Thought it would also be useful to quote some advise I’ve given to someone onto this thread.
To find out how to stop daemon.log filling up ramlog, exceeding it’s 20M limit and falling back to writing logs directly to the Linux system partition until a fix is available you need to call Western Digital and ask them for advise.
This seems to be a Apple MAC related problem. I use only Microsoft Windows OSes on my network and as such I don’t need the netatalk protocol and services so I’ve stopped them on my MyBook Live and, unfortunatly, I am not MAC expert.
Maybe there is something service on your MAC that you can stop that has got something to do with CNID (By the way, what is CNID and what does it do?) which should cure the MyBook Live logging these repeated errors within daemon.log.
I’ve been made aware that Western Digital is working towards the MBL’s Linux OS managing it’s log files a lot better than it is now and the CNID issue has been known for quite a while. I suspect that Western Digital is not rushing to get the next firmware released and may be trying to get things as robust as possible.
As you’ll see, between a few others and myself there has been a lot going on within the discussion forum that’ll have the development team at W.D. scratching their heads for a while.
If youy can get your MAC to use the SMB protocol to access files on the MyBook Live and not use AppleTalk and/or AFP then you can turn off the AppleTalk service on your MyBook Live until a re-boot or power-cycle event to which each time you will need to disable the netatalk service.
To turn off AppleTalk services on the MyBook Live . . .
/etc/init.d/netatalk stop
To start the service on the MyBook Live . . .

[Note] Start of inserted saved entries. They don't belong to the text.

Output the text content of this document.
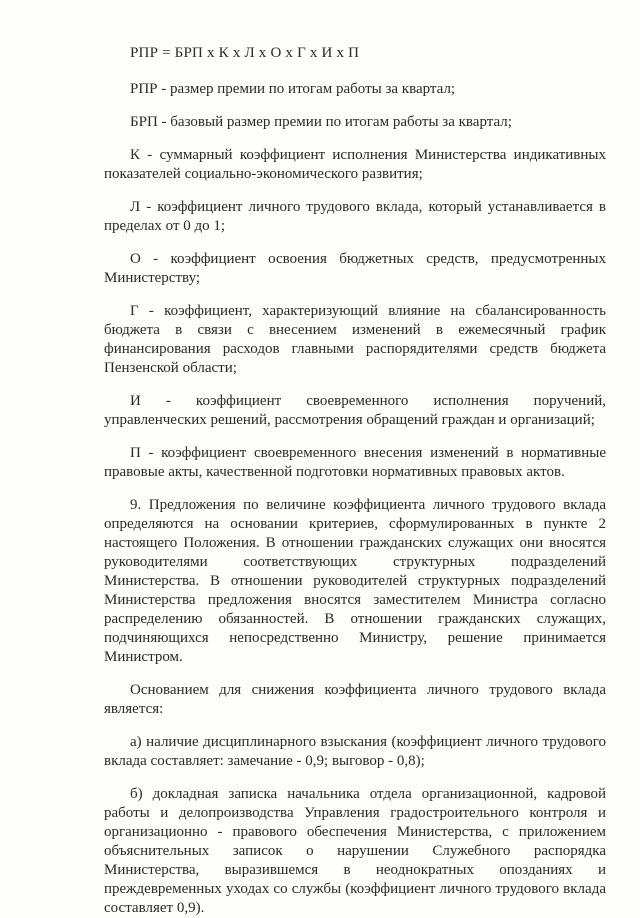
РПР = БРП х К х Л х О х Г х И х П

РПР - размер премии по итогам работы за квартал;

БРП - базовый размер премии по итогам работы за квартал;

К - суммарный коэффициент исполнения Министерства индикативных показателей социально-экономического развития;

Л - коэффициент личного трудового вклада, который устанавливается в пределах от 0 до 1;

О - коэффициент освоения бюджетных средств, предусмотренных Министерству;

Г - коэффициент, характеризующий влияние на сбалансированность бюджета в связи с внесением изменений в ежемесячный график финансирования расходов главными распорядителями средств бюджета Пензенской области;

И - коэффициент своевременного исполнения поручений, управленческих решений, рассмотрения обращений граждан и организаций;

П - коэффициент своевременного внесения изменений в нормативные правовые акты, качественной подготовки нормативных правовых актов.

9. Предложения по величине коэффициента личного трудового вклада определяются на основании критериев, сформулированных в пункте 2 настоящего Положения. В отношении гражданских служащих они вносятся руководителями соответствующих структурных подразделений Министерства. В отношении руководителей структурных подразделений Министерства предложения вносятся заместителем Министра согласно распределению обязанностей. В отношении гражданских служащих, подчиняющихся непосредственно Министру, решение принимается Министром.

Основанием для снижения коэффициента личного трудового вклада является:

а) наличие дисциплинарного взыскания (коэффициент личного трудового вклада составляет: замечание - 0,9; выговор - 0,8);

б) докладная записка начальника отдела организационной, кадровой работы и делопроизводства Управления градостроительного контроля и организационно - правового обеспечения Министерства, с приложением объяснительных записок о нарушении Служебного распорядка Министерства, выразившемся в неоднократных опозданиях и преждевременных уходах со службы (коэффициент личного трудового вклада составляет 0,9).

/etc/init.d/netatalk start
. . . or reboot the MyBook Live.
It’s the only workaround I know at this present moment. You should get file services. Other services like TimeMachine may stop working because AppleTalk services on the MyBook Live would be turned off.
Hope that helps.
henlihai wrote:
hi Myron,
I have removed both daemon.logs and reboot.
[Solved] No more blinking green
[Solved] Able to access UI normally
/var/www/Admin/webapp/config$ df -h
Filesystem Size Used Avail Use% Mounted on
/dev/md1 1.9G 979M 846M 54% /
tmpfs 50M 0 50M 0% /lib/init/rw
udev 10M 6.7M 3.4M 67% /dev
tmpfs 50M 0 50M 0% /dev/shm
tmpfs 50M 2.9M 48M 6% /tmp
ramlog-tmpfs 20M 20M 0 100% /var/log
/dev/sda4 2.8T 164G 2.6T 6% /DataVolume
Yet, I realised that my ramlog-tmpfs under “df -h” is full (100% used of the 20MB), as another new sets of daemon.logs are created (just smaller in size).
Am I suppose to micro-manage the daemon.logs until a fix comes in?
I noticed under /dev/md1 used to be 100% used too. After removing the 2 old daemon.logs. Now it is 54%.
how can I get the ramlog-tmpfs % down to normal levels?